El cachorro debe llevar un collar, nunca un arnés. En algunas tiendas de animales se sugiere el uso de un peral en lugar del collar y la correa, argumentando que molesta menos y que el animal se acostumbra más fácilmente. No cometamos el error de poner un petral al american stafford, por varios motivos: el petral le hará separar los codos al caminar e impedirá que el propietario imprima su autoridad cuando el perro tira. Por otro lado, en las exposiciones no está permitido porque oculta la parte del cuerpo y, como ya se ha dicho, no garantiza una conducción controlada.
En las primeras salidas con correas podemos tener algún problema. Puede ocurrir que el cachorro se 《plante》negándose a caminar, se rasque o empiece a dar saltitos. En cualquier caso, estas acciones de protesta no suelen durar más de cinco minutos.
Para ayudarle a acostumbrarse,podemos desviar su atención jugando con él o dándole algo de comer que le guste mucho, inmediatamente después de haberle puesto el collar.
El collar no debe ir excesivamente ajustado para que no le moleste, pero tampoco podemos dejarlo demasiado flojo porque el animal podría soltarse, con la consiguiente situación de peligro, sobre todo el la ciudad.
Una vez que el cachorro se haya acostumbrado al collar, podemos intentar el primer paseo, en el que a buen seguro surgirán otros pequeños problemas, ya que el perro todavía no sabe que es la correa. Un truco eficaz para distraerlo es incitar le a atrapar un juguete (o una golosina) mientras camina.
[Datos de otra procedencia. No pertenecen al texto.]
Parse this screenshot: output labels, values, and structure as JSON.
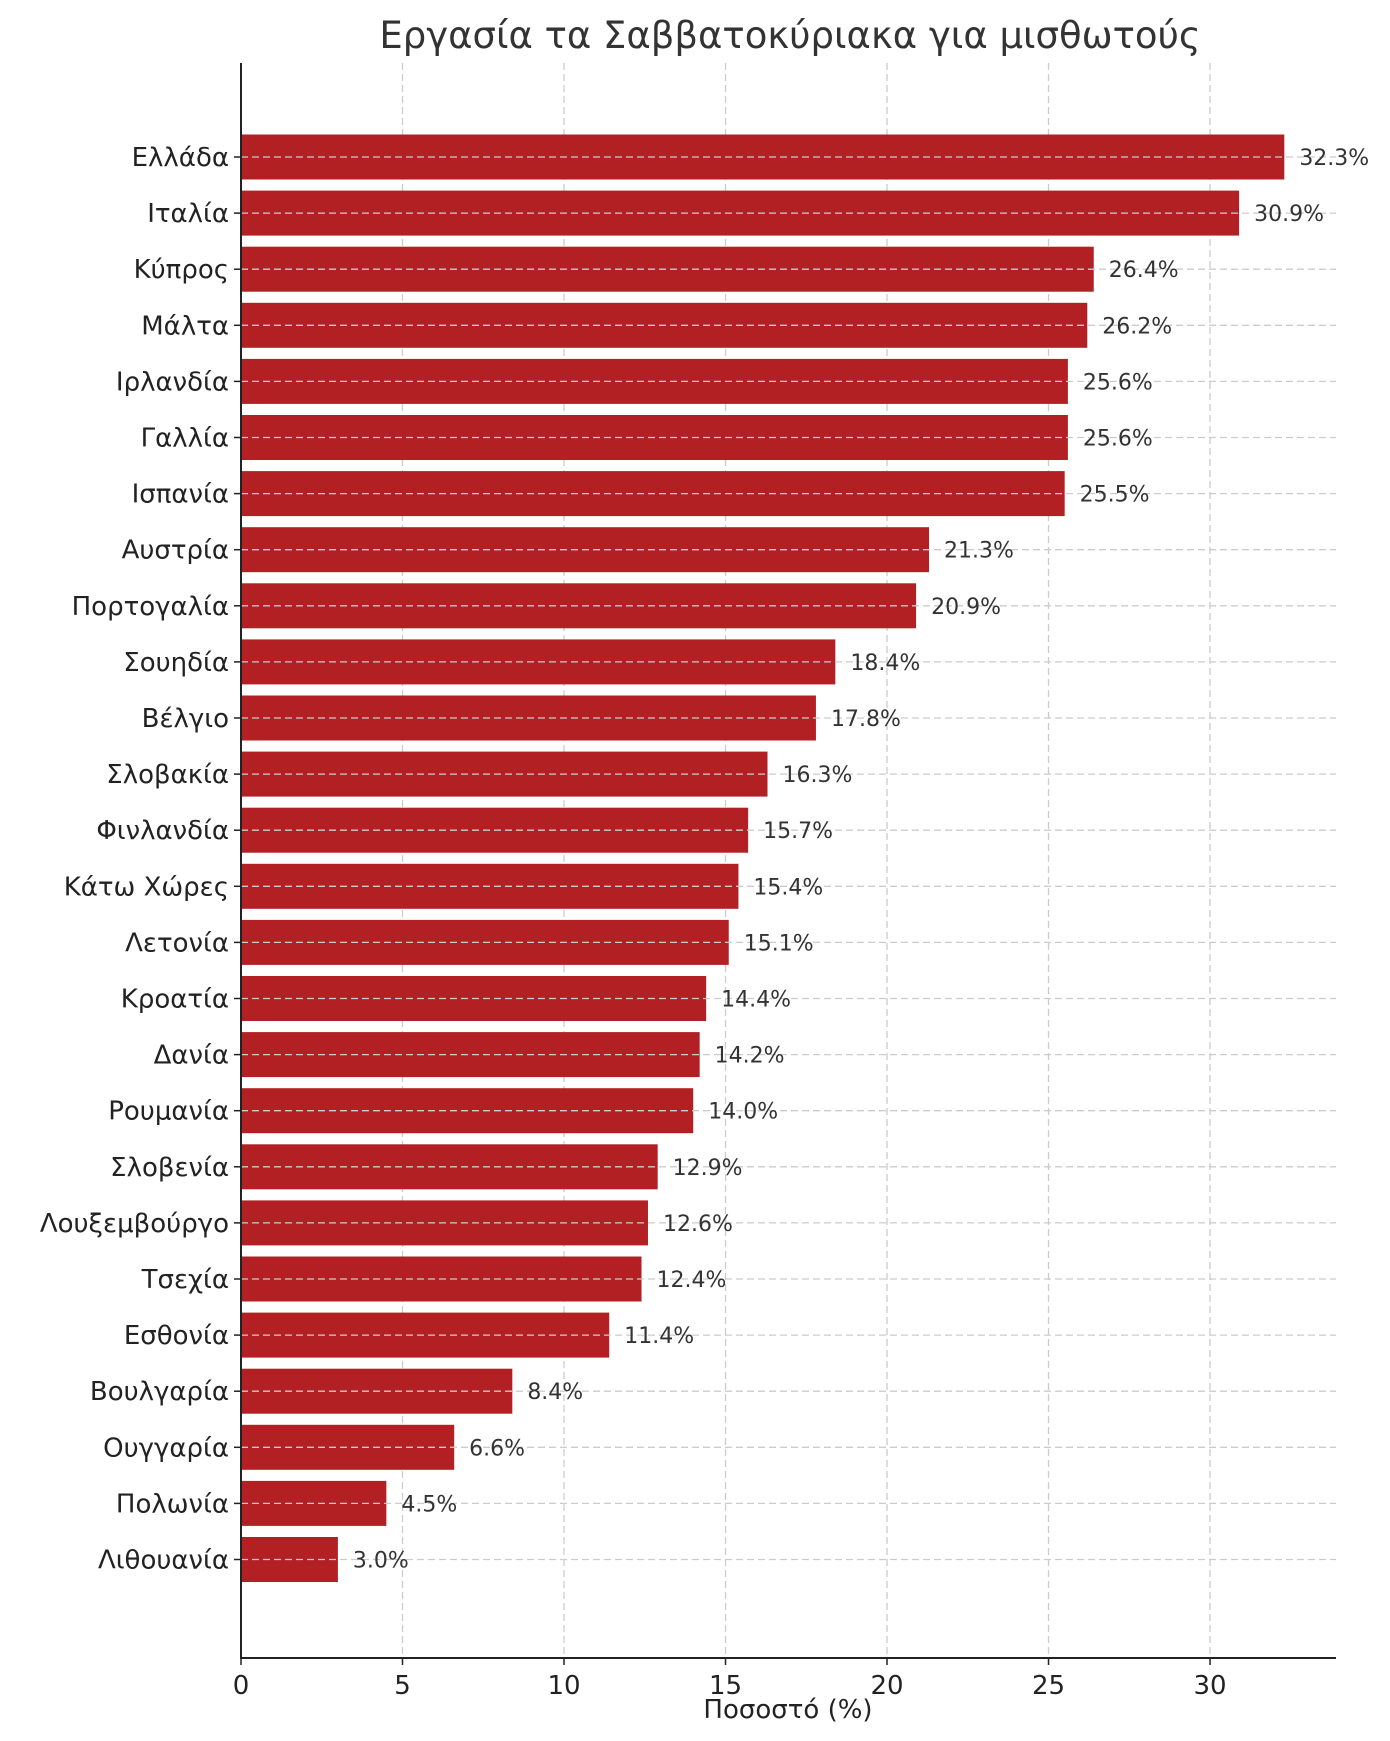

Si el cachorro se niega a avanzar, no debemos tirar nunca de la correa: es inútil y peligroso porque el american stafford no cede fácilmente y como tiene mucha fuerza podría causarse, el mismo, una lesión muscular.
Durante los primeros paseos puede ocurrir que un objeto ( o un ruido) asuste al cachorro.
Un ejemplo típico son las alcantarillas. El american stafford es un perro valiente, pero a los dos o tres meses tampoco se puede pedir mucho. No lo forcemos a superar el obstáculo tirando de él y hablándole con brusquedad, pero tampoco corramos a tomarlo en brazos. La solución es tranquilizarlo hablándole con voz calmada, 《supersr》nosotros mismos el obstáculo delante de él y hacerle entender con calma y paciencia que no hay nada que temer.
Una larga mano tranquilizadora
Es fundamental que el perro tenga, desde cachorro, una relación agradable con la correa, y que nunca la vea como una obligación. Para el animal la correa ha de representar una prolongación de la mano del dueño y, por lo tanto debe constituir un nexo de amistad y confianza. Si los primeros contactos fueron traumaticos, el trabajo posterior seria mucho más difícil. Por consiguiente, es muy importante que el cachorro vea la correa como un instrumento agradable y no como un enemigo, aunque también es importante que la respete y que no la considere un juguete.
Errores que siempre deben evitarse
- dar tirones al cachorro si no quiere caminar con la correa :
- pegar al animal con la correa (aunque solo sea bromeando)
- dejar la correa a disposición de este, permitiendo le jugar o morderla (¿le dejaríamos morder nuestro brazo?).